_ All of the code is also on github: _ link
In the current political climate and the widespread issue of fake news on social media, we found it imperative for this problem to be solved. There needs to be quick, reliable flagging of potentially malicious posts that try to deceive other social-media users. By flagging the posts early using machine learning without the input of other users, as is the current system on Facebook, the algorithm produces faster results. This was the inspirational idea for us to pursue the fake news challenge.
What it does
Fakebook uses advanced linear-regression machine learning algorithms to directly flag users and posts that are used to spread deceiving information. The process used in the demo is relatively simple, in that we upload a facebook user account to a custom web app, and the web app pushes the data crawled from the account using the facebook api to the machine learning algorithm. This algorithm in turn produces a percent accuracy and determines whether to flag the post as malicious or not.
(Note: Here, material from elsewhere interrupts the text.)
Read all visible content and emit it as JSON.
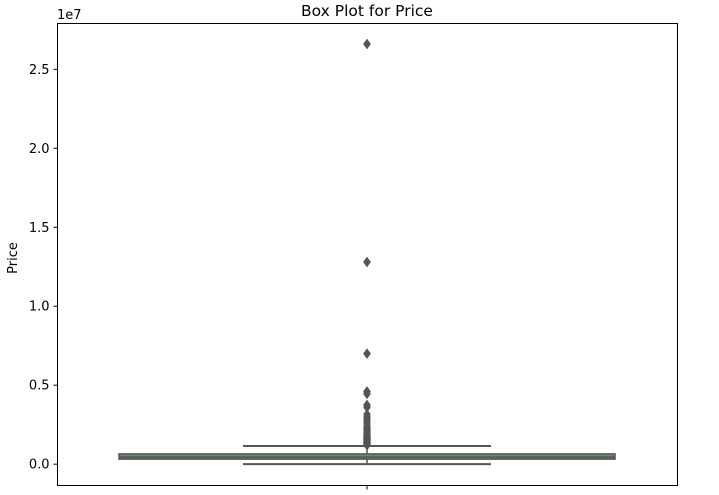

In the future, if facebook uses this idea we hope they use more data to improve the learning model, which currently has an accuracy rate of about 93.4%. The model uses the status id, message, number of comments, number of shares, likes, loves, reactions, comments and the polarity of the comments as inputs for the model, and focuses on flagging a specific user as opposed to a post at first. Once the user is flagged, the individual posts are checked based on the algorithm and are flagged if appropriate.
How we built it
To build this machine learning system, we used the scikit learning library to create a linear regression model for determining the result given specific data. For training the model, we used a web-crawler based on facebook's graph api to aggregate posts between specific dates, and all of the likes and comments and reactions as appropriate. We had over 200 data inputs to feed in the model, and therefore over 1000 data points. We also used BuzzFeed's open source facebook fake or real data for labeling the posts, using this data to train the model as well.
Challenges we ran into
We ran into a lot of challenges with aggregating the data and actually creating the machine learning algorithm. There were so many errors, and sometimes it worked and other times it just refused. However, with perserverence we were able to debug most of the problems and create a working prototype. However, given more time the web crawler and algorithm for machine learning, in addition to the web app, will be flawless.
Accomplishments that we're proud of
We are proud that the success rate for the ml algorithm is so high, thanks to the carefully chosen parameters for the model and good data that we collected. By creating the model this carefully, the results that we get are impressive, especially because we chose a linear regression model in scikit-learn, which is optimized for text-based models.
What we learned
Originally none of us had any experience using machine learning or web crawling, but by the end of these 36 hours, we are confident enough to say we did it. We are not experts by any means in ml or aggregating good data, but our preliminary results are fairly impressive. We also learned to use many apis, including the facebook api and beautiful-soup, both of which are fairly advanced and capable tools for future projects.
What's next for Fakebook
Fakebook hopes that the technology pioneered today will be implemented in one form or another to combat fake news on a multitude of social networks. Deceiving posts are a large problem in today's society, as people struggle to discern what is real and what has an agenda. Furthermore we acknowledge that what we accomplished this weekend is amazing but it is just one small step in combating a larger issue in social platforms, in preventing hate-speech and promoting healthy discourse. Maybe in the near future Fakebook can work with Facebook or another social network to improve their algorithms for detecting fake news.